Three teenagers threw stones at Anders Breivik as he shot dead 69 people at an island youth camp in Norway, according to a report Monday.
Under heavily armored police guard, Anders Behring Breivik was back at Utoya to reconstruct his terror actions
Under heavily armored police guard, Anders Behring Breivik reconstructed his shooting rampage for Norwegian police on the island of Utoya on Saturday.Trond Solberg / VG - Scanpix Norway via SIPA
/ Source: staff and news service reports

Three teenagers threw stones at Anders Breivik as he shot dead 69 people at an island youth camp in Norway, according to a report Monday.

Citing Norway’s Dagbladet newspaper, the news website said one of the youths was shot dead, prompting the other two to flee.

The report said that Breivik, 32, who has confessed to the killings, swore at them after one stone hit him on the head.

Movsar Zyamaev, 17, and Rustam Daudov, 16, originally from Chechnya, survived the attack. The teenager who died was not named in the report.

The report said they had originally thought the attack was some kind of joke, but realized it was serious when they saw Breivik shoot three people dead, including a friend.

They fled to the woods, where Movsar telephoned his father, who told him to try to stop Breivik if he could and to stay calm and help other people.

After throwing stones at Breivik, the report said they gathered a group of survivors in a hiding place near the shoreline.

Movsar pulled three people from the water, deciding it was too cold to try to swim to safety.

Breivik returns to island
The report emerged after Breivik was taken back to the island Saturday.

Held tightly on a police leash, he took part in a reconstruction of his actions on July 22 for police.

In a photograph of the visit carried by the VG newspaper, Breivik is shown standing in a shooting position, as if aiming a rifle at someone in the water trying to swim away.

The killings on the island happened after Breivik killed eight people in the capital Oslo with a bomb.

On the island, Breivik described the killings in close detail during an eight-hour tour with 10-12 police, prosecutor Paal-Fredrik Hjort Kraby told a press conference in Oslo.

The hearing took place amid a massive security operation that aimed to avoid escape attempts by Breivik and protect him against potential avengers.

"We were able to animate his memory with regard to what happened out there," police prosecutor Paal-Fredrik Hjort Kraby told reporters Sunday, adding that "many new details" emerged in the eight-hour journey around the island Saturday.

"The suspect showed he wasn't emotionally unaffected by being back at Utoya ... but didn't show any remorse," Kraby said.
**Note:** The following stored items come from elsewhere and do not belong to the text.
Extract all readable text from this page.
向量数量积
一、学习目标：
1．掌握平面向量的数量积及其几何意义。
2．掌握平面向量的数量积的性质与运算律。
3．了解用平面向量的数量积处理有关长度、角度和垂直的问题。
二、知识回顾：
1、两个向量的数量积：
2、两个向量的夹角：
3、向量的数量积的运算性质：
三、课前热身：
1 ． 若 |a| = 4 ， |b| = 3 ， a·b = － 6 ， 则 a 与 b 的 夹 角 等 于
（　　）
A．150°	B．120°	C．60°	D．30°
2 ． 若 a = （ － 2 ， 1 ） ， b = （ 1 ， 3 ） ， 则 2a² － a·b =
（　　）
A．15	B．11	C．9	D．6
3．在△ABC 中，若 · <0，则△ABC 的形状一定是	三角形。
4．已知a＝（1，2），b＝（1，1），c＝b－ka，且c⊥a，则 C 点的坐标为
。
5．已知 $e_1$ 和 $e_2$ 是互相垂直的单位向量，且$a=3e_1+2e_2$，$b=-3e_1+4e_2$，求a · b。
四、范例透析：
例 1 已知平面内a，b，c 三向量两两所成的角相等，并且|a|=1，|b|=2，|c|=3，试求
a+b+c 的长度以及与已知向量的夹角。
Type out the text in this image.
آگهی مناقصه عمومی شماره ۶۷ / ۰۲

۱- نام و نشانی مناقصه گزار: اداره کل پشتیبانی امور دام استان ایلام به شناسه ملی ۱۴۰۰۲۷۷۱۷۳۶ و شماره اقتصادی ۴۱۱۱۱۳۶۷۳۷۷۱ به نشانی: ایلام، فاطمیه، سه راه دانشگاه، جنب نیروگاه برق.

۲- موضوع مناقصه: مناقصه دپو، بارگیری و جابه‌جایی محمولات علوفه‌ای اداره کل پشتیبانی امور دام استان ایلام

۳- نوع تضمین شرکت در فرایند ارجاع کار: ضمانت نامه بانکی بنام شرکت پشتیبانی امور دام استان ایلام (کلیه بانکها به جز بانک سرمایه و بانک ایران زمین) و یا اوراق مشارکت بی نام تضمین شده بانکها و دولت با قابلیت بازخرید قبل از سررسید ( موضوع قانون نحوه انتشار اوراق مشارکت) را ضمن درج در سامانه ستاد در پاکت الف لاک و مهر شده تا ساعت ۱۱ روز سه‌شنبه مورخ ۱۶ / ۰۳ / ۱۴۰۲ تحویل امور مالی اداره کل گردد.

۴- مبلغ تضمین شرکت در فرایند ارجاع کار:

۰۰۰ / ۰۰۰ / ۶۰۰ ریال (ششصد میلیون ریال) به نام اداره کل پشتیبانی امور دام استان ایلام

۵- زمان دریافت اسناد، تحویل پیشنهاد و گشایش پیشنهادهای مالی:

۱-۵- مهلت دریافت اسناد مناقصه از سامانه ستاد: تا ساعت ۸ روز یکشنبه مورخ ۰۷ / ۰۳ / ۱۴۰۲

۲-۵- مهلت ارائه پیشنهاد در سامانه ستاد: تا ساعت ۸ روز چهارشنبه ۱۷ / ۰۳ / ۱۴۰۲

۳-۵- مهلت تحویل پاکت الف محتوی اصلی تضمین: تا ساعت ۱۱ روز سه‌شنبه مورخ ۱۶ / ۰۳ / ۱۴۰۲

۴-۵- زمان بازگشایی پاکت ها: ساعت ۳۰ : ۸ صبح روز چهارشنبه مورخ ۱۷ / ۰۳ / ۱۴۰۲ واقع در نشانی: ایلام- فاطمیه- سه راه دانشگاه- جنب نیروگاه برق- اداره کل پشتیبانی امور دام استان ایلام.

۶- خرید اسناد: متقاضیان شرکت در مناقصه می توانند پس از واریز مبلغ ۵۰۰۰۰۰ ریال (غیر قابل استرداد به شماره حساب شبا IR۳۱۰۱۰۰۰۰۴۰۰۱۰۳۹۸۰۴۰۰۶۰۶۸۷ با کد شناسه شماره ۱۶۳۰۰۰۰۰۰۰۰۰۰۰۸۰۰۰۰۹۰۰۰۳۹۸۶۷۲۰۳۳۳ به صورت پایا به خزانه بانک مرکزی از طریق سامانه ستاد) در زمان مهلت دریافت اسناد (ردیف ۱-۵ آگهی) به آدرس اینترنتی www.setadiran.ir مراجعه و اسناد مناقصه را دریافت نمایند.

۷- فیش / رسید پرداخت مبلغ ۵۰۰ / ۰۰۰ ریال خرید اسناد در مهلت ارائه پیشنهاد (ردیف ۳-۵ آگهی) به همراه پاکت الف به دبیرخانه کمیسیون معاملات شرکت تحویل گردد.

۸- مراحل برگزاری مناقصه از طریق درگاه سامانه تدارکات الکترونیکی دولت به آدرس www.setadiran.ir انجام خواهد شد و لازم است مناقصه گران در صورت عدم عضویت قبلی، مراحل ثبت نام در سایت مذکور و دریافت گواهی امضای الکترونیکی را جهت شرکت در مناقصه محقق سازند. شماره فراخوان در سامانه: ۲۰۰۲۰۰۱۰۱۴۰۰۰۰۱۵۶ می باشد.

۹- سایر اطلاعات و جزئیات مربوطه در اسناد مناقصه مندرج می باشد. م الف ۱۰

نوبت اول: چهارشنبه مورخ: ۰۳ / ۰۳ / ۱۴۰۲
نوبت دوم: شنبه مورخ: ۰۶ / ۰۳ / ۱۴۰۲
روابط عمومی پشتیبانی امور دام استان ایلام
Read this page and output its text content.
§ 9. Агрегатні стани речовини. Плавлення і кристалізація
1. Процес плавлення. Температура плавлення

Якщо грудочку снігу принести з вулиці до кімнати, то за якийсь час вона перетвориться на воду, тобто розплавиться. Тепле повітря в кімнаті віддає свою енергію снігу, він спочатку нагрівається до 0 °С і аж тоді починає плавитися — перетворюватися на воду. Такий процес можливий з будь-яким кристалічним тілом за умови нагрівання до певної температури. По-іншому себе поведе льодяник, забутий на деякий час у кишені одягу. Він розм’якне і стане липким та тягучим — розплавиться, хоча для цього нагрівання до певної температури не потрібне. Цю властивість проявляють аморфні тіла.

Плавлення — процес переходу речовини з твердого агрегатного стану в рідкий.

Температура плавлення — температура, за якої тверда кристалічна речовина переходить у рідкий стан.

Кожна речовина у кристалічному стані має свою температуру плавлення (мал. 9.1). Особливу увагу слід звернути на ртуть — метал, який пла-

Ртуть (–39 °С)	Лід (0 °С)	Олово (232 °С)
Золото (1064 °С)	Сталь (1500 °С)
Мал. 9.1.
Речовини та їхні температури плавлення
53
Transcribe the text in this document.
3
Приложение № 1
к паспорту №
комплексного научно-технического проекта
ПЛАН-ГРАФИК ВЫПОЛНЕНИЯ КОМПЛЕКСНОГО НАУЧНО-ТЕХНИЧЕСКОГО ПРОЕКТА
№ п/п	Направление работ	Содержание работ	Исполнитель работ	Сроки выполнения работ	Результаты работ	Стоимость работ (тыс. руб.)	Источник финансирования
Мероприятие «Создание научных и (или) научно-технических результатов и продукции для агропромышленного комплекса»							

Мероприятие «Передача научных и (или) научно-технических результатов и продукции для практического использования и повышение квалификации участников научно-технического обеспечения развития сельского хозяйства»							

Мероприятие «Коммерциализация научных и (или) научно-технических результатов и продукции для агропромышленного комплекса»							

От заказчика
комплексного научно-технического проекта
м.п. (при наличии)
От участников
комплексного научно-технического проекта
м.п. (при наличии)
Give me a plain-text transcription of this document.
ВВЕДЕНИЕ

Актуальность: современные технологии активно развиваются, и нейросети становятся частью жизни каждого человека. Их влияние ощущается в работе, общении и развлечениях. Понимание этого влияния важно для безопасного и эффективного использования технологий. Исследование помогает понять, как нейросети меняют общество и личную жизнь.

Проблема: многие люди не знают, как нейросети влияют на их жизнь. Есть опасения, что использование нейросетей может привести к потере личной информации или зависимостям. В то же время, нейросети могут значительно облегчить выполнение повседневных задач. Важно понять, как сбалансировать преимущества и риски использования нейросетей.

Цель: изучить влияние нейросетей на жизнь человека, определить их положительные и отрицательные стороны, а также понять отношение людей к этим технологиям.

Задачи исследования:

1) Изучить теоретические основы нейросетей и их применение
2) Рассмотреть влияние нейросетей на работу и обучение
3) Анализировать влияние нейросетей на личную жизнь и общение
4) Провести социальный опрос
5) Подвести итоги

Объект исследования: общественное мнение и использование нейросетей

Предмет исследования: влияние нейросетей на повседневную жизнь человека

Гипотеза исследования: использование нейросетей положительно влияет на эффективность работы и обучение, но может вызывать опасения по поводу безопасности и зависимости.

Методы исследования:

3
"He has been questioned for around 50 hours about this, and he has always been calm, detailed and collaborative, and that was also the case on Utoya," he said.

Breivik walked roughly the same route as the one he took during the shooting spree and explained what happened with as little interference as possible from police, Hjort Kraby said.

The entire hearing was filmed by police and will later be used in court, he added.

Images of the reconstruction published in the Norwegian daily VG show Breivik simulating shots into the water, where panicked teenagers tried to escape from him.

It had been arranged to avoid the need for a reconstruction in the midst of the trial and to make the suspect remember more details, Hjort Kraby said.

The prosecutor also confirmed Norwegian media reports that police received several phone calls from Breivik himself during the terror attack, but wouldn't say how police had reacted to the calls.

According to Norwegian daily Aftenposten, Breivik offered to surrender several times and asked police to call him back, but they didn't.

Breivik's lawyer has said he has admitted to the terror attacks, but denies criminal guilt because he believes the massacre was necessary to save Norway and Europe from Muslims and punish politicians who have embraced multiculturalism.

Breivik faces up to 21 years in prison if he is convicted on terrorism charges, but an alternative custody arrangement — if he is still considered a danger to the public — could keep him behind bars indefinitely.